GSIS won’t sell Baguio tree park

GSIS won’t sell Baguio tree park

TREE PARK This tree park, surrounded by government buildings, a shopping mall and a school, is among the remaining forested patches in Baguio City’s commercial district. —EV ESPIRITU

BAGUIO CITY — The city’s foresters and environmental groups are drawing up plans for the management of a 1-hectare pocket forest, which Baguio children have asked President Rodrigo Duterte to spare from developers.

Kindergarten and elementary pupils of Baguio Pines Family Learning Center here wrote more than 60 letters, many illustrated with trees and stick figures using crayons, asking Mr. Duterte to stop developers from touching the tree park classified as an “investment area” of its owner, the Government Service Insurance System (GSIS).

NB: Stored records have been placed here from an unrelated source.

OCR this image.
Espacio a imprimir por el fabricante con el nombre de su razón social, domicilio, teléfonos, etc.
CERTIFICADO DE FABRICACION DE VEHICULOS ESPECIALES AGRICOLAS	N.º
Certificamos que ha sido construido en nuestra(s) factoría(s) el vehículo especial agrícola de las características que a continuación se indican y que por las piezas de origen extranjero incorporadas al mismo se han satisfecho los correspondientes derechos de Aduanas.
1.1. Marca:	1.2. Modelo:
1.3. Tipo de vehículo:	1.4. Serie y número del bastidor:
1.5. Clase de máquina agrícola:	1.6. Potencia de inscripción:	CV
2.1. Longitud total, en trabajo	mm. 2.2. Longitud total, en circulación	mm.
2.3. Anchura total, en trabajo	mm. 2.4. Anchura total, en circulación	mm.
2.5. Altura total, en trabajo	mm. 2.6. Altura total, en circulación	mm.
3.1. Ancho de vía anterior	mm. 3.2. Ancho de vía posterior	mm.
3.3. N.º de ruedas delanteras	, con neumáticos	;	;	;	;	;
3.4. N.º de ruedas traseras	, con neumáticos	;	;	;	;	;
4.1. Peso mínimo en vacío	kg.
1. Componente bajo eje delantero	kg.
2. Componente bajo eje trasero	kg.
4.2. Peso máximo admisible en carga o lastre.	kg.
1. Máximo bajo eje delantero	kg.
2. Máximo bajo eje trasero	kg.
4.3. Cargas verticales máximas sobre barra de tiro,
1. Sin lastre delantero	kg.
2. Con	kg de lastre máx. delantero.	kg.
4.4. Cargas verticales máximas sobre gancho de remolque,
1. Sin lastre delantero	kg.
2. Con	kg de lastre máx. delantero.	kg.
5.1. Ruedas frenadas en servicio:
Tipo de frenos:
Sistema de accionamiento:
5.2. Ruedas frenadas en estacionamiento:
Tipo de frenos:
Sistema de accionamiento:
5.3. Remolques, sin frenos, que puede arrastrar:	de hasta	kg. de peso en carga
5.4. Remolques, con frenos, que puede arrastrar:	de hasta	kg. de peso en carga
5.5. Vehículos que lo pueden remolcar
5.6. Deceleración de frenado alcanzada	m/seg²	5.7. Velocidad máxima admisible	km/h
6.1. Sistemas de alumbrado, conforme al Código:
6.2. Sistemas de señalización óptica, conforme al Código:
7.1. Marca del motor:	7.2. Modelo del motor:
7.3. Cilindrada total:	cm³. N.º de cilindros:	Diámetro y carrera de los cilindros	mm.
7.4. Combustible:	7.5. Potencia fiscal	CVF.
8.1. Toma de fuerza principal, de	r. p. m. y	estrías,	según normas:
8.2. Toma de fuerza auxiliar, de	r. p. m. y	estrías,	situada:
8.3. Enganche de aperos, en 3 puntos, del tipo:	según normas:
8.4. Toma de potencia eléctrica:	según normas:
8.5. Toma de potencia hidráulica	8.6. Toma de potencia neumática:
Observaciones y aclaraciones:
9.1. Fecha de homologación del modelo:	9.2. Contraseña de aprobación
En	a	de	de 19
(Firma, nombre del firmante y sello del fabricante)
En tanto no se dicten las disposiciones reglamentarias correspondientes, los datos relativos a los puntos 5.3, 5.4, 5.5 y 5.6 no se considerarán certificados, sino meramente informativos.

In a Feb. 4 reply, Jesus Clint Aranas, GSIS president, said the agency “will neither sell the land where the park stands nor allow it to be converted into a commercial area by any party.”

Concern for environment

“They can heave a sigh of relief because the GSIS property will remain the home of these beautiful trees,” Aranas said in a statement posted on the pension fund’s website.

“We all share the same concern for the environment. If we are responsible stewards of God’s gifts, then we will surely reap the rewards such as having cool, clean and fresh air.”

Should the Baguio government again offer to buy the pine tree stand given the GSIS’ latest assurance, the City Environment and Parks Management Office (Cepmo) was prepared to treat the soil and replace infested trees to protect the woodland, Ruben Cervantes, city environmental officer, said on Monday.

It is the biggest patch of trees in an area surrounded by the summer courthouses of the Supreme Court and the Court of Appeals; Luneta Hill, which is now occupied by a shopping mall; a convention center; and the University of the Philippines (UP) Baguio.

However, its pine tree population had been reduced from 800 to over 500, half of which suffered from Ips calligraphus infestation, according to a UP team.

Home to birds

Cervantes said city foresters tried to contain the infestation by cutting and burning down infected trees in 2014 when their help was sought by the GSIS.

Around 24 bird species, like warblers, thrushes and the brown shrike, as well as grassland animals, are found in the tree park, according to the UP team.

These animals might be driven away because of man-made pollution when people started using the park as a toilet, so it would be Cepmo’s task to clean up once city foresters acquired control over the area, Cervantes said.

The city government succeeded in blocking plans to lease the park to a developer in 2008 due to a public outcry.

But it failed to work out a deal with the GSIS, which was willing to sell the tree park for P400 million in 2016, and again for P670 million in November 2017.

Mayor Mauricio Domogan last month said the GSIS was no longer willing to sell the property.

But Aranas said he was optimistic that the negotiations with the city government to buy the lot would “finally come to a fruitful resolution.”

“I hope the good mayor would understand that the value of a property appreciates over time. In any decision, investment or otherwise, we have to ensure that this will help grow our funds to benefit our members and pensioners,” he said.